Climate data is necessary.
But climate empathy is impossible without stories.
And right now, Bangladesh doesn’t have a Climate Youth Advisory Council or a national platform for community-led storytelling. When it comes to women leadership, female voices are almost non-existent.
Decisions get made about us, often without us.
Why Youth Matter: Especially at UBC
At UBC, I see students building climate solutions in labs, classrooms, clubs, and hackathons. Our campus is overflowing with innovation and compassion. But what’s often missing, especially among international and BIPOC students, is confidence. We feel pressure to blend in: to soften our accents, dim our cultural identities, and detach from our origins.
But here’s the truth I’m telling:
When you fade your identity, you also fade your impact.
If racialized youth remain silent about our lived experiences, we cannot expect climate policies to reflect our realities.
This is why at UBC’s Negotiation to Innovation: Advancing Climate Action Through Research and Learning on November 12, I joined the opening plenary and said:
“You don’t have to be an expert to speak up. Speak up with whatever you have. Your lived experiences with climate definitely matters.”
Youth are natural connectors. We bridge disciplines with cultures and experiences. But that only matters when we treat our stories as evidence, not as footnotes.
Because policy and data are meaningless without stories. And stories are only better reflected when youth engagement is ensured.

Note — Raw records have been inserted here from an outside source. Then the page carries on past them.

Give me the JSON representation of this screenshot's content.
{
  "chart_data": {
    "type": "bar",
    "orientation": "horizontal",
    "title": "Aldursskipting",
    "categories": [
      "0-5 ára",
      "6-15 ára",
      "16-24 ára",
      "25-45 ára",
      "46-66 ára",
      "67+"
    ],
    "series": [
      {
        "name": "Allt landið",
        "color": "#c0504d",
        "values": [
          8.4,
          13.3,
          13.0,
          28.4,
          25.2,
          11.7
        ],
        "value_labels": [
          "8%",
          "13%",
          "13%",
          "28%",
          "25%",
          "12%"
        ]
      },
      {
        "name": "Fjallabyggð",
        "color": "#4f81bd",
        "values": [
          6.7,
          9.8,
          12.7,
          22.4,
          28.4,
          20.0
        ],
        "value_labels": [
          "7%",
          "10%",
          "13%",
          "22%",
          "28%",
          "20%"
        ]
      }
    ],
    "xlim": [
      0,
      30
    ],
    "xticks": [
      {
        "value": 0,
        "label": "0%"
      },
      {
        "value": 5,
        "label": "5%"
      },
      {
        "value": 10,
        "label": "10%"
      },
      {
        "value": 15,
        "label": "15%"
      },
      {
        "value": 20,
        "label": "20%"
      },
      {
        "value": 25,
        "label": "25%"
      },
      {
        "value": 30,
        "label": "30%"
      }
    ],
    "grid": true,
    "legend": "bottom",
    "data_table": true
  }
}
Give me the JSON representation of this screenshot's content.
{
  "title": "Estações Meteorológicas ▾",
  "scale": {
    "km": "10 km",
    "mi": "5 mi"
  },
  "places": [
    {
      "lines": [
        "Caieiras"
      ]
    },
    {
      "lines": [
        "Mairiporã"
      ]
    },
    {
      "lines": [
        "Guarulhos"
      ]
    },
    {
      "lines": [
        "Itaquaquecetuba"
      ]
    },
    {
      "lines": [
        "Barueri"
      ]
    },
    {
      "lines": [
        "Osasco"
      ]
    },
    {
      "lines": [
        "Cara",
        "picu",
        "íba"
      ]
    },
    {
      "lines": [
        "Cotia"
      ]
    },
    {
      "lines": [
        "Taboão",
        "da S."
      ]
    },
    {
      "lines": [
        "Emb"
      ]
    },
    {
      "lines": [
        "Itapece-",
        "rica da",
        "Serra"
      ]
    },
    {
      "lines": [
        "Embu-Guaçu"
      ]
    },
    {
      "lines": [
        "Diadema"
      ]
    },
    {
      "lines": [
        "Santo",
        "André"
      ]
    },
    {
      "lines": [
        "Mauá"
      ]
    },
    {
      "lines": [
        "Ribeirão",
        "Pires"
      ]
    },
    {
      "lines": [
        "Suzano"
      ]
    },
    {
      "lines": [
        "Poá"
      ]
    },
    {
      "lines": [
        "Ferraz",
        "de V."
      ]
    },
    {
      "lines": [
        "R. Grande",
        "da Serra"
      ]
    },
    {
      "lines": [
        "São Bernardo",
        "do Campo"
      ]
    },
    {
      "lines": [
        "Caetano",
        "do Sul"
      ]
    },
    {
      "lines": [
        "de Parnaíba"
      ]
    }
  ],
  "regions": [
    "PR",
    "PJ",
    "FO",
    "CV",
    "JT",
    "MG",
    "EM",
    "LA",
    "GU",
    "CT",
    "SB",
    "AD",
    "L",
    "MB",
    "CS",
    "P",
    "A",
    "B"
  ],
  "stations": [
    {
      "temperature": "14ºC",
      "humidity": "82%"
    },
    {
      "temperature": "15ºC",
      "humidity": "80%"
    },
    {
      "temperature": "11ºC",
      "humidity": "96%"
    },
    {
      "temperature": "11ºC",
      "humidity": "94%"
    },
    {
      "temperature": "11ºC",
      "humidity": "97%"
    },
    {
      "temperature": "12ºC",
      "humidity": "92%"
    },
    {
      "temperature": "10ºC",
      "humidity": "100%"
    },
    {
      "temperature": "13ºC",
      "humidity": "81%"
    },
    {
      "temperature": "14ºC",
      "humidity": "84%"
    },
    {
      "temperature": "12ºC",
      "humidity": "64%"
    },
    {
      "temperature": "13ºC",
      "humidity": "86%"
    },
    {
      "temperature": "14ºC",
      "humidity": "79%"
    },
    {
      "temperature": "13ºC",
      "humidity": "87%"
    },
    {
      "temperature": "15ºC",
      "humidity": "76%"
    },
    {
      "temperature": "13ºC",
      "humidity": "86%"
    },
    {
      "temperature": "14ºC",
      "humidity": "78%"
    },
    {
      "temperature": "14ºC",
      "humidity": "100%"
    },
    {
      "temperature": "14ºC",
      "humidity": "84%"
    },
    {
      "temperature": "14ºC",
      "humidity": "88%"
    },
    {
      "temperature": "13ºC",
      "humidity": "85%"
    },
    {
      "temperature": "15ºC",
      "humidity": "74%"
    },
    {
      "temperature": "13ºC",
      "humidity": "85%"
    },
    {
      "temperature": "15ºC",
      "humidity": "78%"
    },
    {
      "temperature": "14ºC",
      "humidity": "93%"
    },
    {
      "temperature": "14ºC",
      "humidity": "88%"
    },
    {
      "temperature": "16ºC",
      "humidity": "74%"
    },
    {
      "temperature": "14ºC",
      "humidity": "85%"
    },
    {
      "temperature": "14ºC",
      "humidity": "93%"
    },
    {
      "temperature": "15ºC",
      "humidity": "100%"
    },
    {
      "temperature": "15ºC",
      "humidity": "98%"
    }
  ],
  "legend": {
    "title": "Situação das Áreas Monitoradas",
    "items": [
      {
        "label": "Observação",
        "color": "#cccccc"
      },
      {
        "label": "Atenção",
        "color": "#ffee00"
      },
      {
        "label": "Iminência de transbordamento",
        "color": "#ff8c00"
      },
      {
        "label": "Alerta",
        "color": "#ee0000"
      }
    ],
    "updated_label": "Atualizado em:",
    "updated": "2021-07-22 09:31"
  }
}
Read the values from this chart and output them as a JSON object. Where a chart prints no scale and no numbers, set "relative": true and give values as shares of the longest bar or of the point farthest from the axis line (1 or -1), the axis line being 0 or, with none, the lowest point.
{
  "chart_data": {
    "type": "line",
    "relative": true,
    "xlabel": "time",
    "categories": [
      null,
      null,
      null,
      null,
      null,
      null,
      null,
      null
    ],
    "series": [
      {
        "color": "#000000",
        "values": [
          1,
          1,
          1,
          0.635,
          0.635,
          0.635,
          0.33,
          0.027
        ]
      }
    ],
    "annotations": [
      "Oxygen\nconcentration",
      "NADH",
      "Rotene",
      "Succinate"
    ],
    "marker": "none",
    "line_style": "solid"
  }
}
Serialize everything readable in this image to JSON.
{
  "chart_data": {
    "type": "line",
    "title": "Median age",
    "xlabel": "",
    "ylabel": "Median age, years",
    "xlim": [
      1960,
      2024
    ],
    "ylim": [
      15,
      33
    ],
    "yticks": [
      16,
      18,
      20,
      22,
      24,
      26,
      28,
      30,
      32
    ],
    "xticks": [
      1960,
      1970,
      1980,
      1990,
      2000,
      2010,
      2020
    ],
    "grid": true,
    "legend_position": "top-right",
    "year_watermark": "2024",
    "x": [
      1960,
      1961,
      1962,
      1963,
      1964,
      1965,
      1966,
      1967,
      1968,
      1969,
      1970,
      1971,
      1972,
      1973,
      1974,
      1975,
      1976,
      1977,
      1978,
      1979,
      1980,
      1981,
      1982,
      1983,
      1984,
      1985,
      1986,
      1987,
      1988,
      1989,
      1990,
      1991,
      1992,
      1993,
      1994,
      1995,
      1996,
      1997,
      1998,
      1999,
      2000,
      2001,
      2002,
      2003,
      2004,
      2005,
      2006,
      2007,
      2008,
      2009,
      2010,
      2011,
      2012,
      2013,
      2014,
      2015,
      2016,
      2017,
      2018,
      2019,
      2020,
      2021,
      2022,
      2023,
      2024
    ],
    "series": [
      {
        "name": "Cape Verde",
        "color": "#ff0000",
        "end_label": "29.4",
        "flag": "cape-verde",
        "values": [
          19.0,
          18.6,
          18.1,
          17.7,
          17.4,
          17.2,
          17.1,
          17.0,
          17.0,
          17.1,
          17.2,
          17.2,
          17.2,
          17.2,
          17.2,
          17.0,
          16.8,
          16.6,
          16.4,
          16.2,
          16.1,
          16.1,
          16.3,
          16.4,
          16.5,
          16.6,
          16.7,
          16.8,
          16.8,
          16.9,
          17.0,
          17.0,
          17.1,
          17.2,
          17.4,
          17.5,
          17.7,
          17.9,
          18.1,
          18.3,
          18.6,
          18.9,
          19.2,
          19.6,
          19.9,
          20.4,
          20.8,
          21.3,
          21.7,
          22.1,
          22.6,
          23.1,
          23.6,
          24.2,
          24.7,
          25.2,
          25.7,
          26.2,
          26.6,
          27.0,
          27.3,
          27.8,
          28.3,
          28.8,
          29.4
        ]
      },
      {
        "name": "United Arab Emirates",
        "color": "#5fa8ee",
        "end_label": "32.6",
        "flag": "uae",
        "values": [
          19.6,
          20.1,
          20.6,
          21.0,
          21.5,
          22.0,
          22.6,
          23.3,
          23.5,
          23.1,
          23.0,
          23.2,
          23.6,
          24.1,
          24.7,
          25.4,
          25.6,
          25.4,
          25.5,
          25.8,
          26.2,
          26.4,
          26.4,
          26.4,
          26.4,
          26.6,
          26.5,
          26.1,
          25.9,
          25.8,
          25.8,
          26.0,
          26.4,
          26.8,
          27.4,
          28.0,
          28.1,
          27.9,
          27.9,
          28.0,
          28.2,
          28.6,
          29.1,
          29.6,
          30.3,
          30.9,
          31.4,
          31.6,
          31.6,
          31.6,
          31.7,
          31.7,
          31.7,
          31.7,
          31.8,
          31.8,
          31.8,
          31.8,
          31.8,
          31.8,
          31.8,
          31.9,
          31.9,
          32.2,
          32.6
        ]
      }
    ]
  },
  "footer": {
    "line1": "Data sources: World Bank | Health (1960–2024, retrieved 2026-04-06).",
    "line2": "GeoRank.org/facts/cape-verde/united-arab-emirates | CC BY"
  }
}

UBC Is Creating Space for Youth Voices and We Must Step Into It
The UBC Sustainability Hub Sustainability Ambassadors Program is a platform that empowers students to lead, question, create, and challenge norms. It aligns with UBC’s long-term vision for Transformative Learning: the belief that students can shape systems, not just sit inside them.
I know international and BIPOC students often live in a state of duality in North America—balancing who we are with who we’re expected to be. But I believe the truest form of courage is showing up exactly as you are.
And that’s what I did.
As a Bangladeshi Muslim hijabi woman, standing on an international stage, carrying the women of Sundarbans in my voice.
Maisha Morshed (she/her), Undergraduate student, Mathematics of Information, Faculty of Science
Maisha is a Bangladeshi Karen McKellin International Leader of Tomorrow Scholar pursuing a degree in Mathematics of Information at UBC. She is the first Bangladeshi-born Youth Advisory Council Member at the Jane Goodall Institute of Canada and the founder of InfrastructHER, a venture partnered with Innovation UBC that works to redefine Canadian infrastructure while amplifying BIPOC voices. As a UBC Sustainability Ambassador, she advocates for environmental justice and inclusive city design. Passionate about the intersection of culture and data, Maisha blends her Bangladeshi identity with numerical analysis to address pressing social and environmental issues.